Bermuda Film Fest – Day 4

It seems the locals have finally discovered the festival, as they’re now coming out to screenings in full force. I’m grateful to have been able to secure my tickets beforehand, but if I return next year I think I’m only going to shell out for the films I really, =really= want to see, as I find myself becoming less tolerant of mediocre product.

Case in point, my first film of the day. ‘Festival’ is a quirky, ensemble piece about the goings on behind the scenes at the legendary Edinburgh Fringe Festival.

Strike One: The movie wants us to know that entertainers, comedians in particular, are a selfish, miserable lot… I could have told you that for free!

Strike Two: “Quirky” in this case translates into unlikable. It’s hard to relate to any one character in a story where they’re all either bitching and moaning, acting like pricks or just plain dumb.

Strike Three: The one person we end up rooting for, a superstar comedian’s beaten-down assistant, has a chance to change her life for the better when she walks out on her employer and meets an attractive, normal guy in a pub. But instead of accepting his offer of a dinner date, she lowers her head and says she has to get back to work. The moment she gave up on happiness, I gave up on the film.

I had barely enough time to pee before the start of the next screening in the same venue, ‘Shanghai Dreams’. An announcement was made before the lights went down that the film was two hours long, and two hours later when the lights came back up that’s all the crowd seemed to be talking about. Their loss—‘Shanghai Dreams’ was everything that ‘Festival’ was not, a compelling story with complex characters that you could hate yet understand at the same time.

‘Shanghai Dreams’ answers the question “What if Romeo raped Juliet?”, which should give you a clue that it wasn’t exactly a comedy. The many long takes in the film added to the bleak picture of life for a relocated community of factory workers and their families in the interior of China in the 1980s.
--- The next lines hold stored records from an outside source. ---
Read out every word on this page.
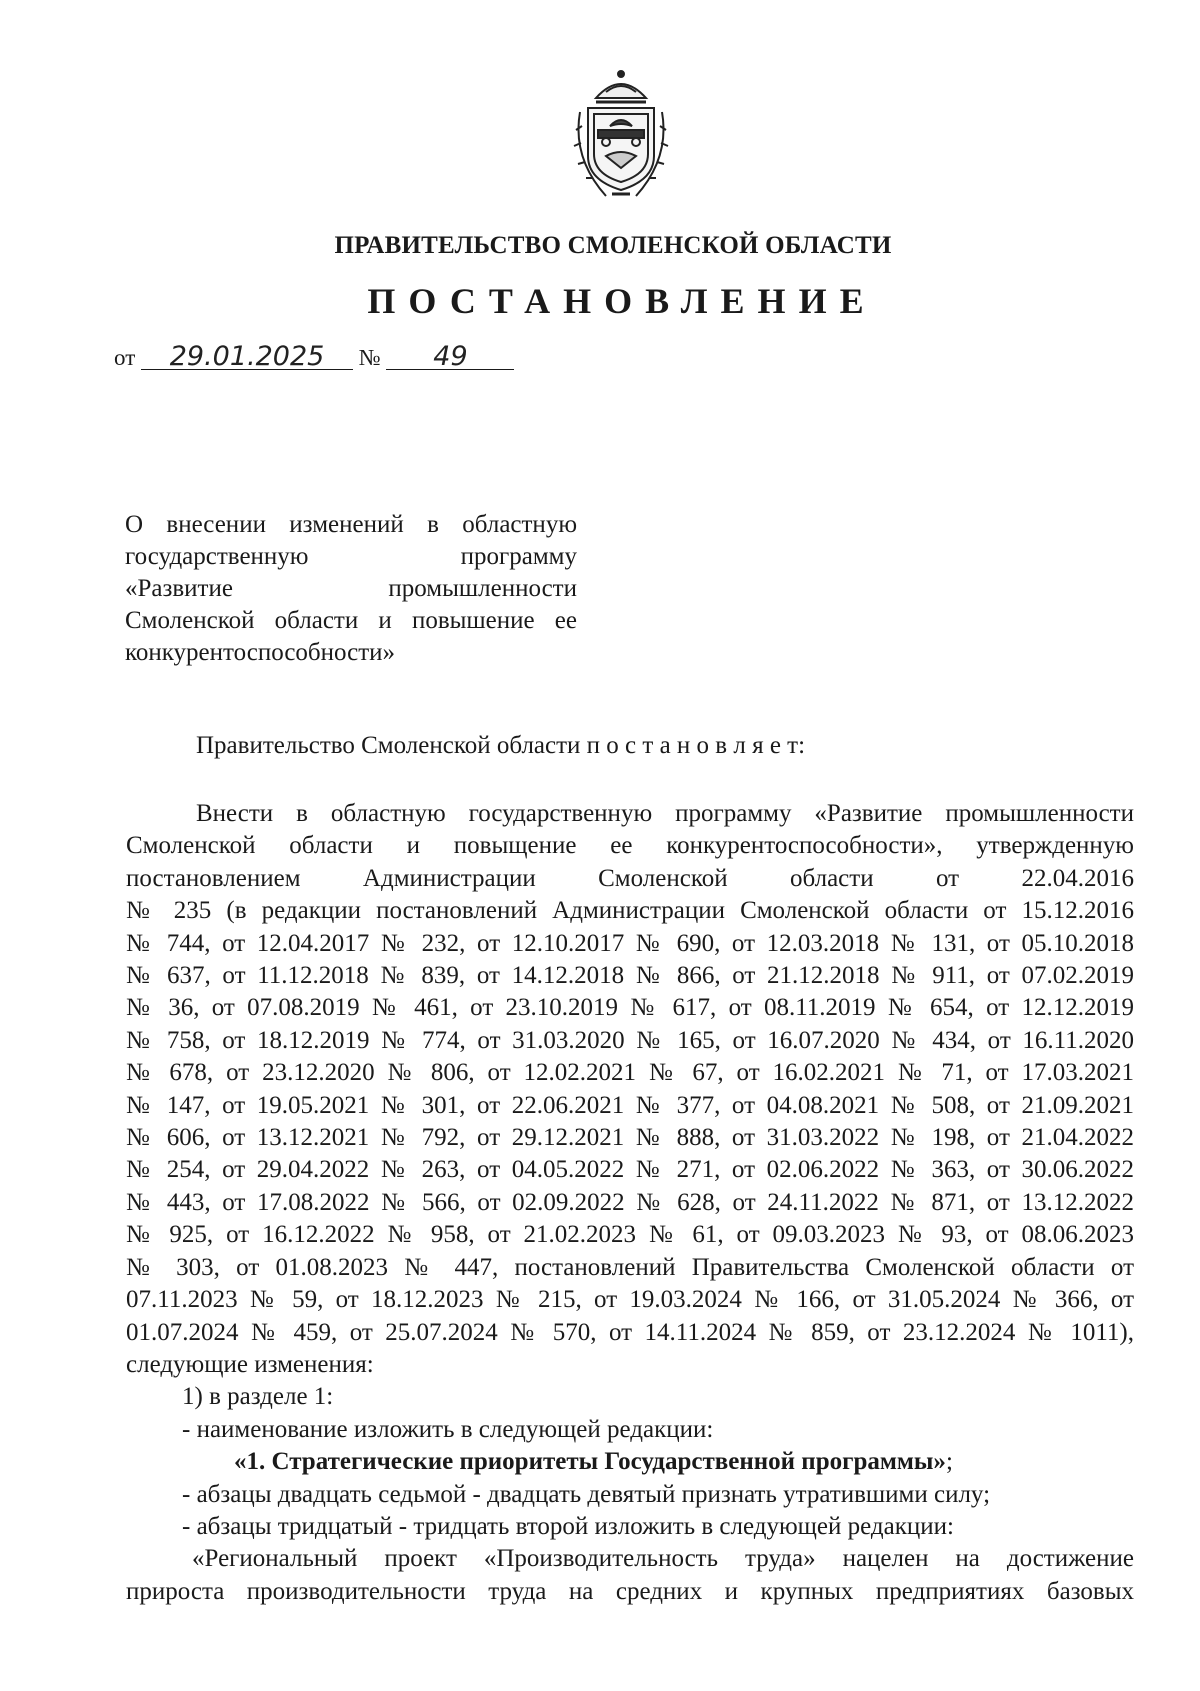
ПРАВИТЕЛЬСТВО СМОЛЕНСКОЙ ОБЛАСТИ
ПОСТАНОВЛЕНИЕ
от 29.01.2025 № 49
О внесении изменений в областную
государственную программу
«Развитие промышленности
Смоленской области и повышение ее
конкурентоспособности»
Правительство Смоленской области п о с т а н о в л я е т:
Внести в областную государственную программу «Развитие промышленности
Смоленской области и повыщение ее конкурентоспособности», утвержденную
постановлением Администрации Смоленской области от 22.04.2016
№ 235 (в редакции постановлений Администрации Смоленской области от 15.12.2016
№ 744, от 12.04.2017 № 232, от 12.10.2017 № 690, от 12.03.2018 № 131, от 05.10.2018
№ 637, от 11.12.2018 № 839, от 14.12.2018 № 866, от 21.12.2018 № 911, от 07.02.2019
№ 36, от 07.08.2019 № 461, от 23.10.2019 № 617, от 08.11.2019 № 654, от 12.12.2019
№ 758, от 18.12.2019 № 774, от 31.03.2020 № 165, от 16.07.2020 № 434, от 16.11.2020
№ 678, от 23.12.2020 № 806, от 12.02.2021 № 67, от 16.02.2021 № 71, от 17.03.2021
№ 147, от 19.05.2021 № 301, от 22.06.2021 № 377, от 04.08.2021 № 508, от 21.09.2021
№ 606, от 13.12.2021 № 792, от 29.12.2021 № 888, от 31.03.2022 № 198, от 21.04.2022
№ 254, от 29.04.2022 № 263, от 04.05.2022 № 271, от 02.06.2022 № 363, от 30.06.2022
№ 443, от 17.08.2022 № 566, от 02.09.2022 № 628, от 24.11.2022 № 871, от 13.12.2022
№ 925, от 16.12.2022 № 958, от 21.02.2023 № 61, от 09.03.2023 № 93, от 08.06.2023
№ 303, от 01.08.2023 № 447, постановлений Правительства Смоленской области от
07.11.2023 № 59, от 18.12.2023 № 215, от 19.03.2024 № 166, от 31.05.2024 № 366, от
01.07.2024 № 459, от 25.07.2024 № 570, от 14.11.2024 № 859, от 23.12.2024 № 1011),
следующие изменения:
1) в разделе 1:
- наименование изложить в следующей редакции:
«1. Стратегические приоритеты Государственной программы»;
- абзацы двадцать седьмой - двадцать девятый признать утратившими силу;
- абзацы тридцатый - тридцать второй изложить в следующей редакции:
«Региональный проект «Производительность труда» нацелен на достижение
прироста производительности труда на средних и крупных предприятиях базовых
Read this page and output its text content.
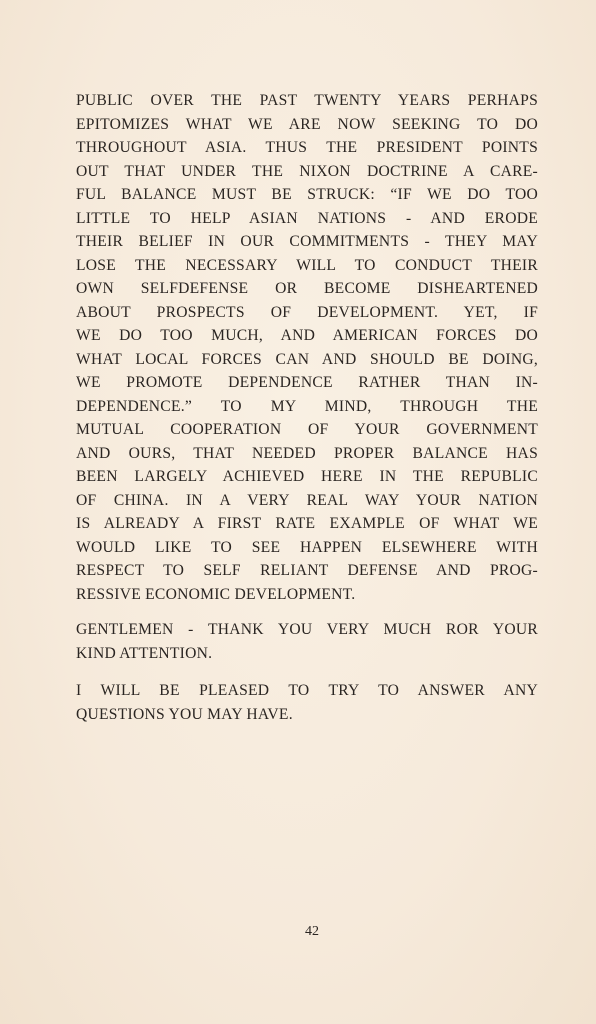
PUBLIC OVER THE PAST TWENTY YEARS PERHAPS
EPITOMIZES WHAT WE ARE NOW SEEKING TO DO
THROUGHOUT ASIA. THUS THE PRESIDENT POINTS
OUT THAT UNDER THE NIXON DOCTRINE A CARE-
FUL BALANCE MUST BE STRUCK: “IF WE DO TOO
LITTLE TO HELP ASIAN NATIONS - AND ERODE
THEIR BELIEF IN OUR COMMITMENTS - THEY MAY
LOSE THE NECESSARY WILL TO CONDUCT THEIR
OWN SELFDEFENSE OR BECOME DISHEARTENED
ABOUT PROSPECTS OF DEVELOPMENT. YET, IF
WE DO TOO MUCH, AND AMERICAN FORCES DO
WHAT LOCAL FORCES CAN AND SHOULD BE DOING,
WE PROMOTE DEPENDENCE RATHER THAN IN-
DEPENDENCE.” TO MY MIND, THROUGH THE
MUTUAL COOPERATION OF YOUR GOVERNMENT
AND OURS, THAT NEEDED PROPER BALANCE HAS
BEEN LARGELY ACHIEVED HERE IN THE REPUBLIC
OF CHINA. IN A VERY REAL WAY YOUR NATION
IS ALREADY A FIRST RATE EXAMPLE OF WHAT WE
WOULD LIKE TO SEE HAPPEN ELSEWHERE WITH
RESPECT TO SELF RELIANT DEFENSE AND PROG-
RESSIVE ECONOMIC DEVELOPMENT.
GENTLEMEN - THANK YOU VERY MUCH ROR YOUR
KIND ATTENTION.
I WILL BE PLEASED TO TRY TO ANSWER ANY
QUESTIONS YOU MAY HAVE.
42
But those same long takes were exactly what people were complaining about as they shuffled out onto the street afterwards.

Maybe they were just miffed that they couldn’t get tickets to the sold-out audience with local resident Michael Douglas on the other side of town…

Film quote of the day:

“Is this a play?”

…. Asked by a passer-by after witnessing a huge argument between a comedy star and his agent in ‘Festival’.

Most disturbing image of the festival so far:

A Chinese teenager in bell bottoms and polyester shirt (with epaulets) doing his best Saturday Night Fever routine at an underground dance party in ‘Shanghai Dreams’.